A team led by graduate student Cedric Attias built a digital skeleton complete with muscles, ligaments, and joints to examine what happens inside a pitcher's elbow during the explosive delivery that produces a 93-mph fastball, the MLB average. What they found could reshape how the sport thinks about injury prevention. Using computer modeling and biomechanical simulation, they identified two mechanical factors that place the greatest stress on the ulnar collateral ligament, or UCL—the small, vulnerable band of tissue on the inside of the elbow that holds it together. A high arm slot and tilting the torso away from the pitching arm during ball release are the primary culprits.
The UCL has a particularly cruel anatomy: it's small, has poor blood supply, and evolution never designed it for the extreme, repetitive forces of professional baseball. When it tears—and it does, repeatedly—pitchers face Tommy John surgery and a grueling rehabilitation process.

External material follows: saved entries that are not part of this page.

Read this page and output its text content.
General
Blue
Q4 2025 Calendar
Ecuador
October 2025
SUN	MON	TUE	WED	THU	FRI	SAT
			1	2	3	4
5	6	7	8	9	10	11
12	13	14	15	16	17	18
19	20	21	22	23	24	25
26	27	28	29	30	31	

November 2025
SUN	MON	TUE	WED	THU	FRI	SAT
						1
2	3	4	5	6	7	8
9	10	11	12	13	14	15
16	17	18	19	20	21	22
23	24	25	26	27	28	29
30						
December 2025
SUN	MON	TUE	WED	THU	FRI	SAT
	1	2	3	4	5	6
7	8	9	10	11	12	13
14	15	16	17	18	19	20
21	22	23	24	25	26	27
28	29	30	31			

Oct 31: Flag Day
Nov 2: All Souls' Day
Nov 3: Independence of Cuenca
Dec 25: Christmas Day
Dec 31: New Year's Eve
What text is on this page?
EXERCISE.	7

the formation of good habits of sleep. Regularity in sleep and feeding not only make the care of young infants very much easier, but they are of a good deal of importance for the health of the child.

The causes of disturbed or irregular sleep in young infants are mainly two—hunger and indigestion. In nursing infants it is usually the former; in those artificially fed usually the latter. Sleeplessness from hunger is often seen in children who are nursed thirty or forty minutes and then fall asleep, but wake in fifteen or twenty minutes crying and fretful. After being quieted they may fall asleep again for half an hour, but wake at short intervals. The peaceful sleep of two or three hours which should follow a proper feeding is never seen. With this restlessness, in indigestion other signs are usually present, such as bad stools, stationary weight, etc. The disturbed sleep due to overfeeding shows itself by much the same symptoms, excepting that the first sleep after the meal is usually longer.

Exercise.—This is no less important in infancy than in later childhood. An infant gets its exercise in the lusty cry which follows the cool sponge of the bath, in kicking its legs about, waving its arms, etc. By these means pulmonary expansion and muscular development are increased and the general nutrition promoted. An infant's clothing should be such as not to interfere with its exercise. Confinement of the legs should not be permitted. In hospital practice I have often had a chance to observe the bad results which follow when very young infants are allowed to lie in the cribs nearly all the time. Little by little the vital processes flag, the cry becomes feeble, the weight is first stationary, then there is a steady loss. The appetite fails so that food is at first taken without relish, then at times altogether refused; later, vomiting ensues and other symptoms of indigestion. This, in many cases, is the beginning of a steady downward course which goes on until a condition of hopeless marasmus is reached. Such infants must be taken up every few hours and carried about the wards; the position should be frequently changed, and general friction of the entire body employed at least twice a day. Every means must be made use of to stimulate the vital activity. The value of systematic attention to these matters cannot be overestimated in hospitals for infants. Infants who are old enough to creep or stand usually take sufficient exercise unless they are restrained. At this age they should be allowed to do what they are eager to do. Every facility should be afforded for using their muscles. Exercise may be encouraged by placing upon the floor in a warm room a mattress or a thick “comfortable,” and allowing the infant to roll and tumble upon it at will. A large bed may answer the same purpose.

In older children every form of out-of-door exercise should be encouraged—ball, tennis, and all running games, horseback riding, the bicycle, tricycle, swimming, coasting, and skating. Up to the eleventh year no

Some never recover enough to pitch at elite levels again.
Attias, now working as a biomechanist for the Seattle Mariners, made a striking discovery when he examined the model's results. The pitching delivery that minimizes elbow stress and produces the lowest speeds looked nearly identical to the mechanics of Toronto Blue Jays pitcher Tyler Rogers, known for his extreme submarine style—a technique that, counterintuitively, protects the arm even at high speeds. At the opposite extreme, the model suggested that someone throwing 110 mph—far faster than any human has ever thrown—would need mechanics more resembling a cricket bowler: massive trunk tilt and an almost vertical arm angle.
The implication is profound. "One pitcher throwing 93 miles an hour with controlled, upright mechanics puts meaningfully less stress on the UCL than someone using a more extreme technique to reach the same speed," Attias explained. The research, published in the journal Multibody System Dynamics, is the first of its kind to use this level of biomechanical modeling to predict pitching injury risk.

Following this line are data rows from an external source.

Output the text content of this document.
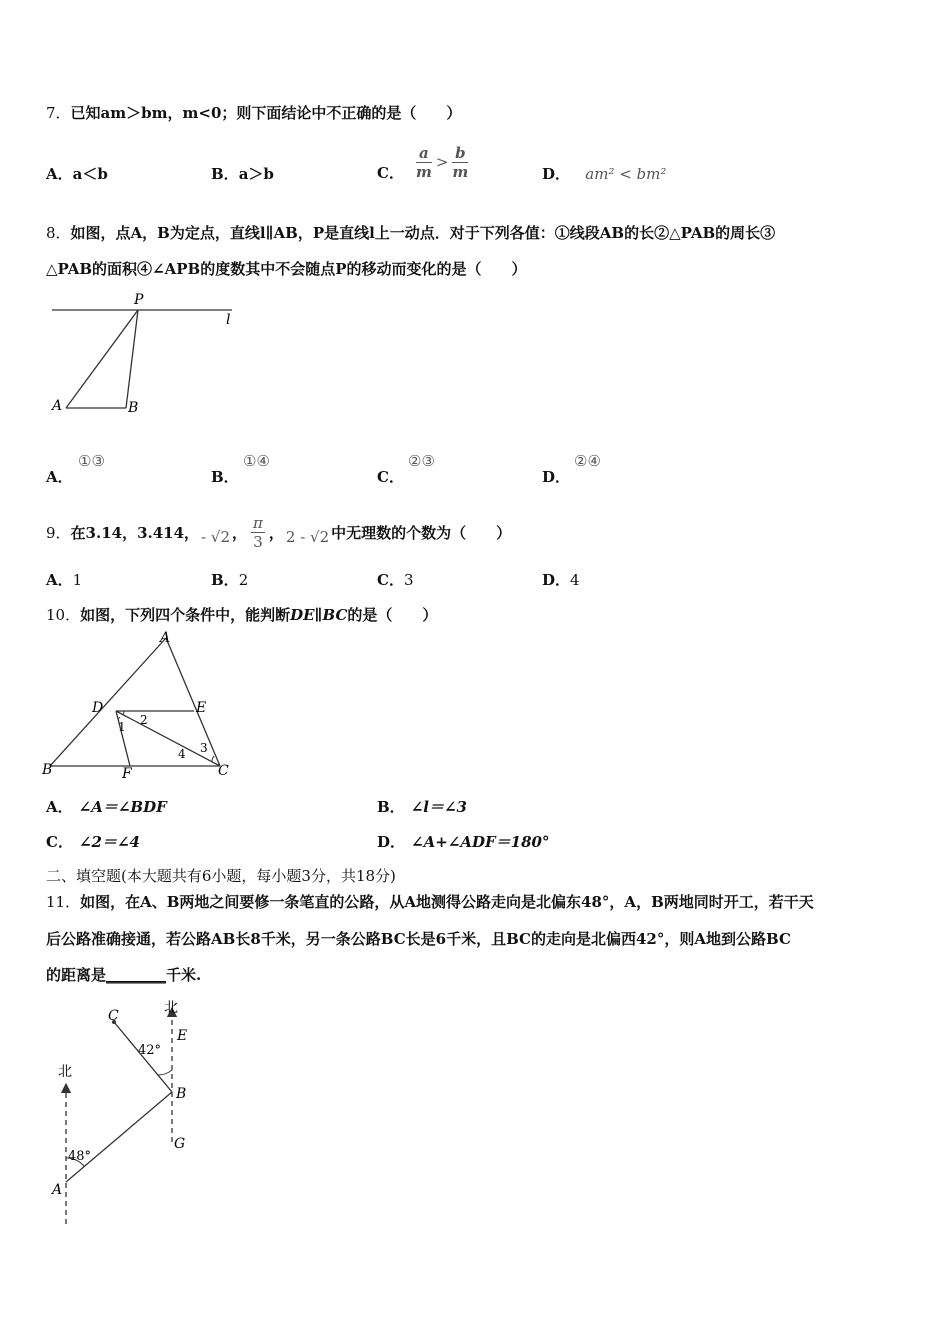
7．已知am＞bm，m<0；则下面结论中不正确的是（　　）
A．a＜b	B．a＞b	C． $\frac{a}{m} > \frac{b}{m}$	D． am² < bm²
8．如图，点A，B为定点，直线l∥AB，P是直线l上一动点．对于下列各值：①线段AB的长②△PAB的周长③
△PAB的面积④∠APB的度数其中不会随点P的移动而变化的是（　　）
P
l
A	B
A．
①③
B．
①④
C．
②③
D．
②④
9． 在3.14，3.414， - √2 ， $\frac{\pi}{3}$ ， 2 - √2 中无理数的个数为（　　）
A．1	B．2	C．3	D．4
10．如图，下列四个条件中，能判断DE∥BC的是（　　）
A
D	E
B	F	C
1 2
3
4
A． ∠A＝∠BDF	B． ∠l＝∠3
C． ∠2＝∠4	D． ∠A+∠ADF＝180°
二、填空题(本大题共有6小题，每小题3分，共18分)
11．如图，在A、B两地之间要修一条笔直的公路，从A地测得公路走向是北偏东48°，A，B两地同时开工，若干天
后公路准确接通，若公路AB长8千米，另一条公路BC长是6千米，且BC的走向是北偏西42°，则A地到公路BC
的距离是________千米.
北
北
A
B
C
E
G
48°
42°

The findings matter beyond the majors. Attias and his supervisor, Dr. John McPhee of the Motion Research Group at Waterloo, envision these insights being used to teach safer mechanics to young pitchers before bad habits—and injuries—take hold. Youth baseball has seen its own rising tide of elbow injuries as young arms throw harder and more frequently than ever before.
The study's central message is refreshingly simple, yet powerful: mechanics matters tremendously. The University of Waterloo researchers didn't discover a way to eliminate elbow stress—that's impossible in baseball. But they've shown that pitchers can maintain professional velocity while meaningfully reducing injury risk through controlled adjustments to arm slot, torso positioning, and lower body movements. In a sport where careers end and young athletes' dreams fade with a single ligament tear, that's not just progress. That's hope.